Whether you prefer other styles is like choosing a sandwich, down to personal taste.
Posted
Here is an artist who has exhibited alongside Vettriano expressing his views about modern art. https://realistart.wordpress.com/2016/11/05/thoughts-on-modern-contemporary-art/
Posted
Jonathan Jones isn't a serious art critic - he changes his mind more often than some of us change our underwear, and it's not much of a mind to start with. And Jack Vettriano has, I hope and believe, much more money in the bank that dear old JJ will ever have, which I hope is some consolation - I do think that JV's work is a male fantasy, but then: why shouldn't it be?
But what really irked me was the quote up above that JV was "the Jeffrey Archer of the art world": that's gratuitously insulting not so much to Vettriano, though if I were he I'd have taken it that way, as to those who collect or admire his paintings - and it's also sheer nonsense, however it was meant. Archer is a pulp novelist who, for a good many years, did very well out of his books (how, God knows - I tried to read one of them, and ended it by throwing it across the room and jumping on it: really. It was that bad); Archer has little respect for words, his basic material, and is ham-fisted in his deployment of them. Vettriano is at the very least a competent craftsman - it's patently unfair to make such a comparison even if one hates his work.

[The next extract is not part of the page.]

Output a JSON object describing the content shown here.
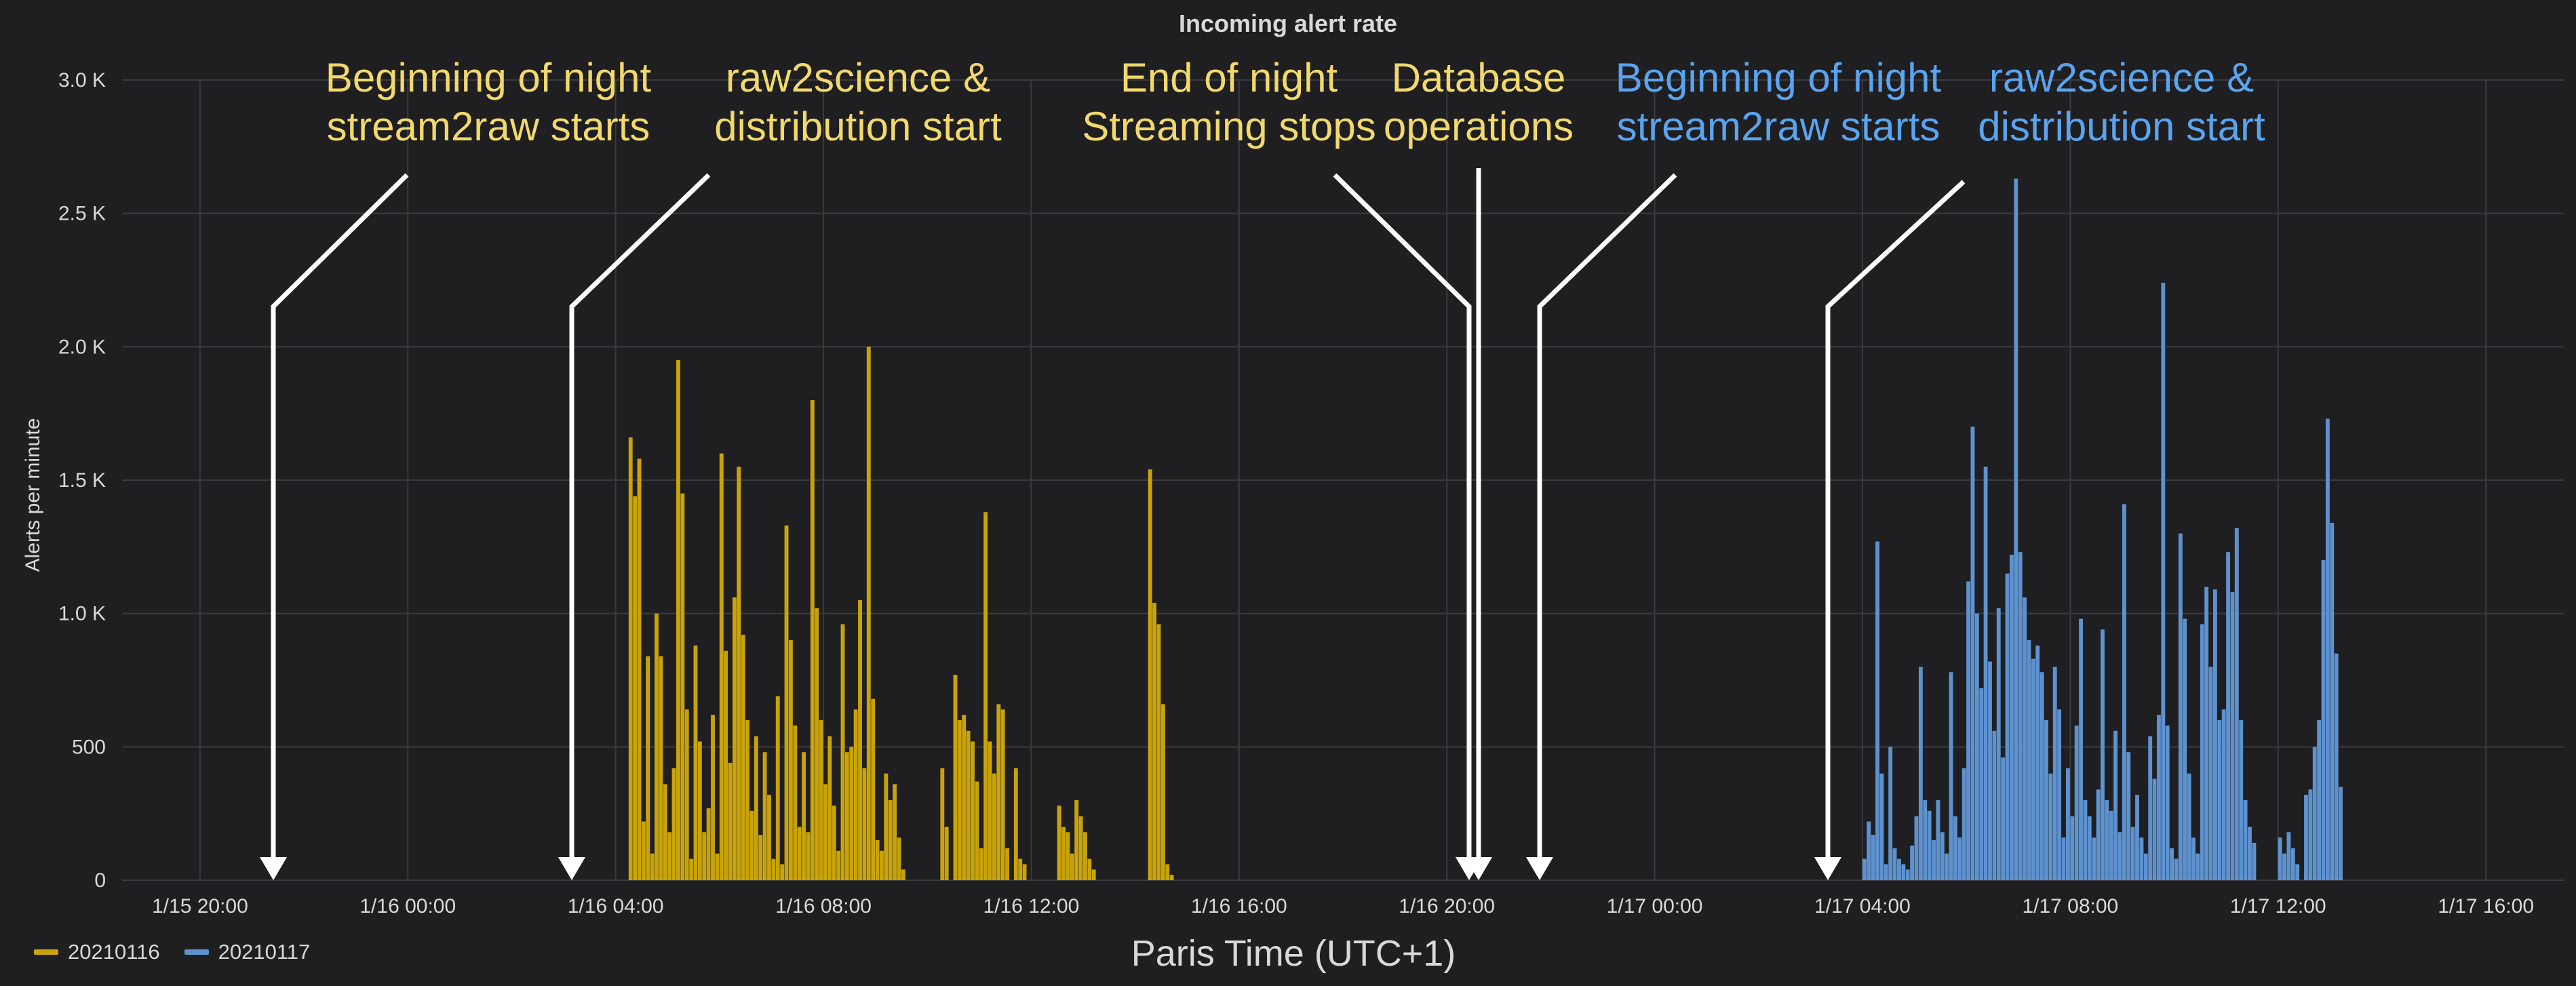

We seem to be living in a world these days where anything that appeals to "the male" is decried as crass, or crude fantasizing. But that's not my problem with JV: indeed, I don't HAVE a problem with him, other than those I've stated before. I do wonder why he excites such passionate distaste from the art establishment - one reason is that he's not a member of it, but there's something else going on there - it's almost a fear .... the plebs like him, therefore we've got to stop this spreading to the cognoscenti: but why? Because it would undermine the whole basis of the art market, probably, but anyone's guess is as good as mine.
Jonathan Jones, by the way, wrote an article on Maggie Hambling's work (which isn't invariably to my taste either) which I thought disgraceful: it was personally unpleasant, vicious and petulant. I don't in fact believe that art appreciation is "just a matter of opinion", but writers like Jonathan Jones, who offer nothing but personal opinion with an added dash of vitriol, can lead you to suppose that it is. Informed, intelligent opinion is likely to be more reliable than knee-jerk emotionalism - but not all critics or academics are capable of telling the difference. It's just that on the whole they dress their prejudices up in the language they've learned and in which they've become expert: that of the calculated sneer.